Nishinyの商標・ブランド日記

商標・ブランドの情報です。弁理士の西野吉徳のブログです。

INTAのBRAND VALUE

EXECTIVE SUMMARYを読んでみました

2020年4月16日にINTAのWebサイトにあったBRAND VALUEについての要約を読んでみました。INTAの会員企業や事務所は見ることができます。

Brand Value Special Task Force Report

 

色々と記載があります。

  • INTAのBrandの定義を変更したい
  • 現在は、"Brand" means the total identity of a product or service, which a current or prospecive consumer relates to and connects with intellectually, psychologically, and/or emotionally. "Brand" is a complex, multi-layered promise of what will be delivered to and experienced by the consumer.となっている
  • これに、brands are intangible assets capable of generating economic benefitを含めるよう提案
  • Brand Valueの定義が、ISO10668とISO20671で違う定義となっている。2つのISOが不整合であるため、今回は、両論併記とする
  • Brand Equityの定義(American Marketing Associationの定義がある)
  • ISO10668 (2010、Brand Valuation)・・・金銭評価(Income Approach, Cost approach, Market Approach)・・・ファイナンス視点で作成
  • ISO20671(2019、Brand Evaluation)・・・評価(Brand Strength, Brand Performance, Finacial Results)・・・マーケティング視点で作成
  • 双方のISOの作成に、法律専門家が入っていない様子
  • タスクフォースメンバーは、侵害訴訟の損害賠償の判例法に関心
  • ファイナンスマーケティング、リーガルの専門家の相互理解の必要性
  • インハウスは、法務・ファイナンスマーケティングでの会議をもち相互理解をし、グループ内のブランド使用料について議論し、資産の棚卸をする。
  • ローファームは、M&Aや移転の関係、コンサル業務を開拓する。PRや税務との関係を築く
  • INTAは次の2022-2025もこの課題に取り組む

などとあります。

 

コメント

INTAでもブランド価値評価の検討をしているようです。やり始めると、さすがに深いところまでやっているようです。タスクフォースのメンバーには、実務家、大学教授の他、保険会社やインターブランド人もいるようです。

 

しかし、デービッド・アーカーのブランド・エクイティは、1991年の本のようですので、そこから30年ほどになります。やっと、商標(法律)の世界でも、本気で議論し始めたのかという感じです。

 

INTAの要約で、一つ理解したのは、Valuation(金銭評価) と Evaluartion(評価)の違いです。Valuationの動詞はValueで、Evaluationの動詞はEvaluateであり、確かに違いがあります。

 

ファイナンス、会計、税務、マーケティングブランディング、商標、法務が、勝手に動きますので、これを統合しようとすると、大変だなと思いますが、やるしかないというところでしょうか。

 

INTAの要約にある表を見ていると、Brand Valuationは「ブランド価値金銭評価」、Brand Ealuationは「ブランド活動評価に基づくブランド価値の構築」に近いかなと思いました。

 

商標専門家がすることは、ブランドポートフォリオ(権利取得や棚卸し)、侵害訴訟での金銭評価というものの他に、模倣品対策や、取引先との契約によるブランド価値の維持向上策があるように思います。

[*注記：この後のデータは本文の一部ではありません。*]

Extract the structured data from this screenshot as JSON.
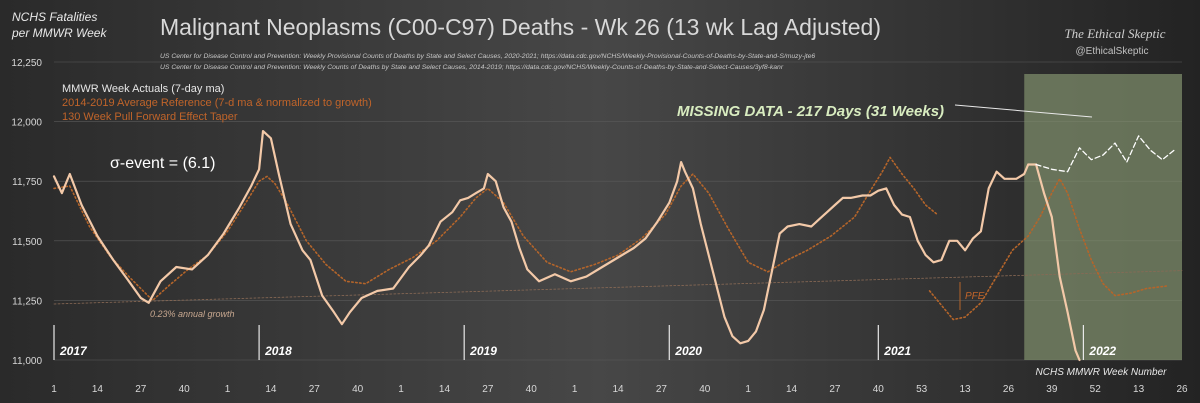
{
  "header": {
    "ylabel_line1": "NCHS Fatalities",
    "ylabel_line2": "per MMWR Week",
    "title": "Malignant Neoplasms (C00-C97) Deaths - Wk 26 (13 wk Lag Adjusted)",
    "source1": "US Center for Disease Control and Prevention: Weekly  Provisional Counts of Deaths by State and Select Causes, 2020-2021; https://data.cdc.gov/NCHS/Weekly-Provisional-Counts-of-Deaths-by-State-and-S/muzy-jte6",
    "source2": "US Center for Disease Control and Prevention: Weekly  Counts of Deaths by State and Select Causes, 2014-2019; https://data.cdc.gov/NCHS/Weekly-Counts-of-Deaths-by-State-and-Select-Causes/3yf8-kanr",
    "brand": "The Ethical Skeptic",
    "handle": "@EthicalSkeptic"
  },
  "colors": {
    "background": "#2b2b2b",
    "actuals": "#f3c9a8",
    "reference": "#b5652a",
    "pfe": "#8a6a55",
    "missing_band": "#7f8f6c",
    "missing_text": "#d8ecc0",
    "projection": "#ffffff"
  },
  "annotations": {
    "sigma": "σ-event  =  (6.1)",
    "missing": "MISSING DATA - 217 Days (31 Weeks)",
    "growth": "0.23% annual growth",
    "pfe": "PFE",
    "xaxis_title": "NCHS MMWR Week Number"
  },
  "chart_data": {
    "type": "line",
    "ylim": [
      11000,
      12250
    ],
    "yticks": [
      "11,000",
      "11,250",
      "11,500",
      "11,750",
      "12,000",
      "12,250"
    ],
    "x_tick_labels": [
      "1",
      "14",
      "27",
      "40",
      "1",
      "14",
      "27",
      "40",
      "1",
      "14",
      "27",
      "40",
      "1",
      "14",
      "27",
      "40",
      "1",
      "14",
      "27",
      "40",
      "53",
      "13",
      "26",
      "39",
      "52",
      "13",
      "26"
    ],
    "year_labels": [
      "2017",
      "2018",
      "2019",
      "2020",
      "2021",
      "2022"
    ],
    "legend": [
      "MMWR Week Actuals (7-day ma)",
      "2014-2019 Average Reference  (7-d ma & normalized to growth)",
      "130 Week Pull Forward Effect Taper"
    ],
    "x_range": [
      1,
      287
    ],
    "year_starts": [
      1,
      53,
      105,
      157,
      210,
      262
    ],
    "missing_band": [
      247,
      287
    ],
    "series": [
      {
        "name": "MMWR Week Actuals (7-day ma)",
        "points": [
          [
            1,
            11770
          ],
          [
            3,
            11700
          ],
          [
            5,
            11780
          ],
          [
            8,
            11650
          ],
          [
            12,
            11520
          ],
          [
            16,
            11420
          ],
          [
            20,
            11330
          ],
          [
            23,
            11260
          ],
          [
            25,
            11240
          ],
          [
            28,
            11330
          ],
          [
            32,
            11390
          ],
          [
            36,
            11380
          ],
          [
            40,
            11440
          ],
          [
            44,
            11530
          ],
          [
            48,
            11640
          ],
          [
            51,
            11730
          ],
          [
            53,
            11800
          ],
          [
            54,
            11960
          ],
          [
            56,
            11930
          ],
          [
            58,
            11780
          ],
          [
            61,
            11570
          ],
          [
            64,
            11460
          ],
          [
            66,
            11420
          ],
          [
            69,
            11270
          ],
          [
            72,
            11200
          ],
          [
            74,
            11150
          ],
          [
            76,
            11200
          ],
          [
            79,
            11260
          ],
          [
            83,
            11290
          ],
          [
            87,
            11300
          ],
          [
            91,
            11390
          ],
          [
            94,
            11440
          ],
          [
            96,
            11480
          ],
          [
            99,
            11580
          ],
          [
            102,
            11620
          ],
          [
            104,
            11670
          ],
          [
            106,
            11680
          ],
          [
            108,
            11700
          ],
          [
            110,
            11720
          ],
          [
            111,
            11780
          ],
          [
            113,
            11750
          ],
          [
            115,
            11640
          ],
          [
            117,
            11580
          ],
          [
            119,
            11470
          ],
          [
            121,
            11380
          ],
          [
            124,
            11330
          ],
          [
            128,
            11360
          ],
          [
            132,
            11330
          ],
          [
            136,
            11350
          ],
          [
            140,
            11390
          ],
          [
            144,
            11430
          ],
          [
            148,
            11470
          ],
          [
            151,
            11510
          ],
          [
            154,
            11580
          ],
          [
            157,
            11660
          ],
          [
            159,
            11750
          ],
          [
            160,
            11830
          ],
          [
            161,
            11790
          ],
          [
            163,
            11720
          ],
          [
            165,
            11570
          ],
          [
            167,
            11440
          ],
          [
            169,
            11310
          ],
          [
            171,
            11180
          ],
          [
            173,
            11100
          ],
          [
            175,
            11070
          ],
          [
            177,
            11080
          ],
          [
            179,
            11120
          ],
          [
            181,
            11210
          ],
          [
            183,
            11370
          ],
          [
            185,
            11530
          ],
          [
            187,
            11560
          ],
          [
            190,
            11570
          ],
          [
            193,
            11560
          ],
          [
            195,
            11590
          ],
          [
            197,
            11620
          ],
          [
            199,
            11650
          ],
          [
            201,
            11680
          ],
          [
            203,
            11680
          ],
          [
            206,
            11690
          ],
          [
            208,
            11690
          ],
          [
            210,
            11710
          ],
          [
            212,
            11720
          ],
          [
            214,
            11650
          ],
          [
            216,
            11610
          ],
          [
            218,
            11600
          ],
          [
            220,
            11500
          ],
          [
            222,
            11440
          ],
          [
            224,
            11410
          ],
          [
            226,
            11420
          ],
          [
            228,
            11500
          ],
          [
            230,
            11500
          ],
          [
            232,
            11460
          ],
          [
            234,
            11510
          ],
          [
            236,
            11540
          ],
          [
            238,
            11720
          ],
          [
            240,
            11790
          ],
          [
            242,
            11760
          ],
          [
            245,
            11760
          ],
          [
            247,
            11780
          ],
          [
            248,
            11820
          ],
          [
            250,
            11820
          ]
        ]
      },
      {
        "name": "MMWR Week Actuals (7-day ma) - continued",
        "points": [
          [
            250,
            11820
          ],
          [
            252,
            11700
          ],
          [
            254,
            11600
          ],
          [
            256,
            11350
          ],
          [
            258,
            11200
          ],
          [
            260,
            11040
          ],
          [
            261,
            11000
          ]
        ]
      },
      {
        "name": "2014-2019 Average Reference  (7-d ma & normalized to growth)",
        "points": [
          [
            1,
            11720
          ],
          [
            5,
            11730
          ],
          [
            10,
            11560
          ],
          [
            15,
            11440
          ],
          [
            20,
            11350
          ],
          [
            26,
            11250
          ],
          [
            30,
            11310
          ],
          [
            35,
            11380
          ],
          [
            40,
            11440
          ],
          [
            45,
            11540
          ],
          [
            50,
            11670
          ],
          [
            53,
            11750
          ],
          [
            55,
            11770
          ],
          [
            57,
            11740
          ],
          [
            60,
            11660
          ],
          [
            65,
            11500
          ],
          [
            70,
            11400
          ],
          [
            75,
            11330
          ],
          [
            80,
            11320
          ],
          [
            86,
            11380
          ],
          [
            92,
            11430
          ],
          [
            98,
            11500
          ],
          [
            104,
            11600
          ],
          [
            108,
            11680
          ],
          [
            111,
            11720
          ],
          [
            115,
            11660
          ],
          [
            120,
            11520
          ],
          [
            126,
            11410
          ],
          [
            132,
            11370
          ],
          [
            138,
            11400
          ],
          [
            144,
            11440
          ],
          [
            150,
            11510
          ],
          [
            156,
            11610
          ],
          [
            160,
            11730
          ],
          [
            163,
            11780
          ],
          [
            167,
            11700
          ],
          [
            172,
            11550
          ],
          [
            177,
            11410
          ],
          [
            182,
            11370
          ],
          [
            187,
            11420
          ],
          [
            192,
            11460
          ],
          [
            198,
            11520
          ],
          [
            204,
            11600
          ],
          [
            208,
            11710
          ],
          [
            211,
            11790
          ],
          [
            213,
            11850
          ],
          [
            216,
            11780
          ],
          [
            219,
            11720
          ],
          [
            222,
            11650
          ],
          [
            225,
            11610
          ]
        ]
      },
      {
        "name": "130 Week Pull Forward Effect Taper",
        "points": [
          [
            223,
            11290
          ],
          [
            226,
            11230
          ],
          [
            229,
            11170
          ],
          [
            232,
            11180
          ],
          [
            236,
            11240
          ],
          [
            240,
            11350
          ],
          [
            244,
            11460
          ],
          [
            248,
            11520
          ],
          [
            251,
            11600
          ],
          [
            254,
            11700
          ],
          [
            256,
            11760
          ],
          [
            258,
            11700
          ],
          [
            261,
            11550
          ],
          [
            264,
            11420
          ],
          [
            267,
            11320
          ],
          [
            270,
            11270
          ],
          [
            274,
            11280
          ],
          [
            278,
            11300
          ],
          [
            283,
            11310
          ]
        ]
      },
      {
        "name": "projection",
        "points": [
          [
            250,
            11820
          ],
          [
            254,
            11800
          ],
          [
            258,
            11790
          ],
          [
            261,
            11890
          ],
          [
            264,
            11840
          ],
          [
            267,
            11860
          ],
          [
            270,
            11910
          ],
          [
            273,
            11830
          ],
          [
            276,
            11940
          ],
          [
            279,
            11880
          ],
          [
            282,
            11840
          ],
          [
            285,
            11880
          ]
        ]
      },
      {
        "name": "0.23% annual growth",
        "points": [
          [
            1,
            11235
          ],
          [
            287,
            11375
          ]
        ]
      }
    ]
  }
}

権利は沢山あっも、異議申立もせず相手の権利も近所に乱立していて、ボロボロの権利状態の商標に、高い財産価値があるとは思えません。模倣品対策も同様です。

また、取引先との契約で、適切なブランド使用ルールを決めて、守ってもらうという地道な作業をしていないブランドに価値があるとも思えません。

 

模倣品対策が十分であり、取引先との契約があることは、ブランド価値金銭評価においても、プラスになるはずですし、当然、ブランドが健全であり、強いブランドになっているので、自ずから金銭価値も高いのではないかと推測しています。

マーケティング的な認知や、好意度、購入意向調査などでは算出されないものが、商標面では多くあるように思います。

 

Brand Valuation, Brand Evaluationを検討するなら、このあたりのことも含めて、議論した方が良いように思います。 

そうすると、経営者が、本気で、模倣品対策や異議申立を含めて、商標のことを考え始めるのではないでしょうか。